L’opera è composta da un pacco di 46 garze chirurgiche che raccontano l’incedere di una ferita mai richiusa; il filo blu di bario incastonato nei fazzoletti di cotone, si annoda al colore della cianotipia, tecnica scelta per raccontare impressioni di elementi naturali, memoria di una Passio Christi, sacrificio senza dei.
Il libro-oggetto segue i canoni del volume reinterpretando in chiave poetica la copertina, i capo capitolo, le pagine da sfogliare. Non è rilegato, piuttosto è relegato alla contemplazione delle forme della natura. L’intensità della luce gioca un ruolo essenziale, sia per la tecnica utilizzata che per il valore simbolico e mistico delle sei stazioni/capitoli, restituendo uno spettro flebile che dal ciano sfumano verso il bianco. Le pagine sono libere e gioiose e possono essere scelte, sfilate, aperte, richiuse e riposte nella rilegatura che perde, pagina dopo pagina, il suo volume originale. I capo capitolo sono garze imbevute nel succo di olive nere, mentre i capitoli sono stampati a caratteri mobili con timbri di colore rosso sangue, lettere di un calvario realmente vissuto.

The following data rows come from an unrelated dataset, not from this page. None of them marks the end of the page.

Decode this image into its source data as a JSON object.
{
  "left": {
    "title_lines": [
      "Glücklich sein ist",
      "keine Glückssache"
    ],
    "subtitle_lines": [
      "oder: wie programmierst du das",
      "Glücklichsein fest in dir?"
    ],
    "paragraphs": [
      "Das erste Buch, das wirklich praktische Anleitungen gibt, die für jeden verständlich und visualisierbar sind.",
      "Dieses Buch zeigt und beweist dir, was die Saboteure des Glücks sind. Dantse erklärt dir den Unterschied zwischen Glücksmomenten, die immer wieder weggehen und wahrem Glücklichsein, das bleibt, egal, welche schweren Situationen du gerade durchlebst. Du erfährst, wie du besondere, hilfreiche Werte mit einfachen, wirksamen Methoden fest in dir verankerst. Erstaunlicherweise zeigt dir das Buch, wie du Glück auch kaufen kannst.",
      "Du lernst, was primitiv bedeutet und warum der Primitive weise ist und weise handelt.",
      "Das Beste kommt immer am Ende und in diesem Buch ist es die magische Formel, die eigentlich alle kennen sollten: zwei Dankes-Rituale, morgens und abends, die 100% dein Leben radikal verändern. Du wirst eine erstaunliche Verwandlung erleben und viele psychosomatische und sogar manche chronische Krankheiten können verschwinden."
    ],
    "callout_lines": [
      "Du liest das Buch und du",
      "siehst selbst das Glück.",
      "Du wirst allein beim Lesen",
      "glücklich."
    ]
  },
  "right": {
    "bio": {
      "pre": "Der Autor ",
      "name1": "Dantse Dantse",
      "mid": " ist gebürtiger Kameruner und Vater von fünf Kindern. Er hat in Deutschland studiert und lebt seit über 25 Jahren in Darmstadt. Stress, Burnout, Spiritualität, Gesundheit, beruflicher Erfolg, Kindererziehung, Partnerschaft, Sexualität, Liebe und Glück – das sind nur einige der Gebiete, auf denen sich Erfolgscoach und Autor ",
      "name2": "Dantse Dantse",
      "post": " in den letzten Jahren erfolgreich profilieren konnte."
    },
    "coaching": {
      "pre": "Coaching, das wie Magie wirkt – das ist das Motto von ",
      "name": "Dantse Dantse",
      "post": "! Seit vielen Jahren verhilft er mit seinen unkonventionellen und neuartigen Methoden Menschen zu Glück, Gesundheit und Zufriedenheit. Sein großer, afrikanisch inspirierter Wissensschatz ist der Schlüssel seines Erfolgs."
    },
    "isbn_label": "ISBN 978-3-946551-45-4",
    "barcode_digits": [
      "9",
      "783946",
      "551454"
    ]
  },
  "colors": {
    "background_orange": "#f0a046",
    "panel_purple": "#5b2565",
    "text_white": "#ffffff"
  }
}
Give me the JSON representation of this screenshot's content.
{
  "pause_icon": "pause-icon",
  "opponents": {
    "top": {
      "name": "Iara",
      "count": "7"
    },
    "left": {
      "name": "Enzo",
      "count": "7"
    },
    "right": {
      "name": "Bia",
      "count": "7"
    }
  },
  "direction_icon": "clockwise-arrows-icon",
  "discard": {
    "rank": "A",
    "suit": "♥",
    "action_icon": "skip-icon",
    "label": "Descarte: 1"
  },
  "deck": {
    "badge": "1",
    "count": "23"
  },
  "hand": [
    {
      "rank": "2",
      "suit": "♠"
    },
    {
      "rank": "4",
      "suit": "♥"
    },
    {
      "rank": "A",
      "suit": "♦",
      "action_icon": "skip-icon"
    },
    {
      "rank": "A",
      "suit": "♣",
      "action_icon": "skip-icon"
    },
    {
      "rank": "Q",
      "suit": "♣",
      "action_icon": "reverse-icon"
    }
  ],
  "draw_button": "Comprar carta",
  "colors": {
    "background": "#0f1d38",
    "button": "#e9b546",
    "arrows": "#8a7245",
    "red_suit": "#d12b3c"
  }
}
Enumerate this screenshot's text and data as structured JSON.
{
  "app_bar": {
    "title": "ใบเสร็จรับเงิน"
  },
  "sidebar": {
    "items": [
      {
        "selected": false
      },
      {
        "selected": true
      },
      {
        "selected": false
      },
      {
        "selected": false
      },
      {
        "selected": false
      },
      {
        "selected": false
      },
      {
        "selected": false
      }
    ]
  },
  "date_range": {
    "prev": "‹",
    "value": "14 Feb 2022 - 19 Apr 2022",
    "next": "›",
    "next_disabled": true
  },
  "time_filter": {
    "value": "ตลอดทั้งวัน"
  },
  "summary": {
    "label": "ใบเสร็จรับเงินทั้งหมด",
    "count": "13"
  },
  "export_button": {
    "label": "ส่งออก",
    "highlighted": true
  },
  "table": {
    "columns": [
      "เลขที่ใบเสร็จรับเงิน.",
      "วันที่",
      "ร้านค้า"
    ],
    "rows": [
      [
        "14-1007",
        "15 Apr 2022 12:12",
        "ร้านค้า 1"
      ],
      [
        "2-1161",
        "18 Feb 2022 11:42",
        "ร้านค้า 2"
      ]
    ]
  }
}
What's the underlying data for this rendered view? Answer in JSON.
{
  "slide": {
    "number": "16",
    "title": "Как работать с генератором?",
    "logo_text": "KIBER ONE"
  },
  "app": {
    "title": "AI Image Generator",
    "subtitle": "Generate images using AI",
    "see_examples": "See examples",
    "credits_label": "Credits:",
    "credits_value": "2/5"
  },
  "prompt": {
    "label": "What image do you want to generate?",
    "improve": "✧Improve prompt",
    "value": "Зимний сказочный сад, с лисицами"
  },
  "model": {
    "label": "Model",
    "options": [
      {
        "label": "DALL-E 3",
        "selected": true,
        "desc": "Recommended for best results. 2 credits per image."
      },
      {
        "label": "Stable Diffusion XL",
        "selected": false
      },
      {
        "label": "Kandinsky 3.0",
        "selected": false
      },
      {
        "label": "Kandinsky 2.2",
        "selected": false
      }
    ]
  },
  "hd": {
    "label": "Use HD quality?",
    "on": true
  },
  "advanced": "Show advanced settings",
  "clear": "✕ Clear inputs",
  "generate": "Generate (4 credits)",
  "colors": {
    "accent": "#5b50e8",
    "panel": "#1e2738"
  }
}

Il dispositivo del libro d’artista è capace di convogliare le energie espressive in storie non verbali che, attraverso l’unicità dei segni grafici e delle impressioni alternative, diventano esperienza di un linguaggio universale e sostenibile per l’ambiente, accessibile non solo con il senso visivo -prerogativa del libro- ma coinvolgendo tutti gli altri sensi.

 

Filo_Blu

Grazia Tagliente, 2022

Filo Blu – impressioni di luce

Cianotipie su garze idrofile con filo di bario e stampa a caratteri mobili

chiuso: 10,5×10,5×24 cm; aperto: dimensioni variabili

 

 

Pagina_

Pagina aperta

 

Il libro d’artista “Filo Blu” è stato selezionato per la mostra con catalogo ESPOSIZIONE DI LIBRI D’ARTISTA E RICAMI ANTICHI – ASOLO, MAGGIO 2022, a cura di Valeria Bertesina.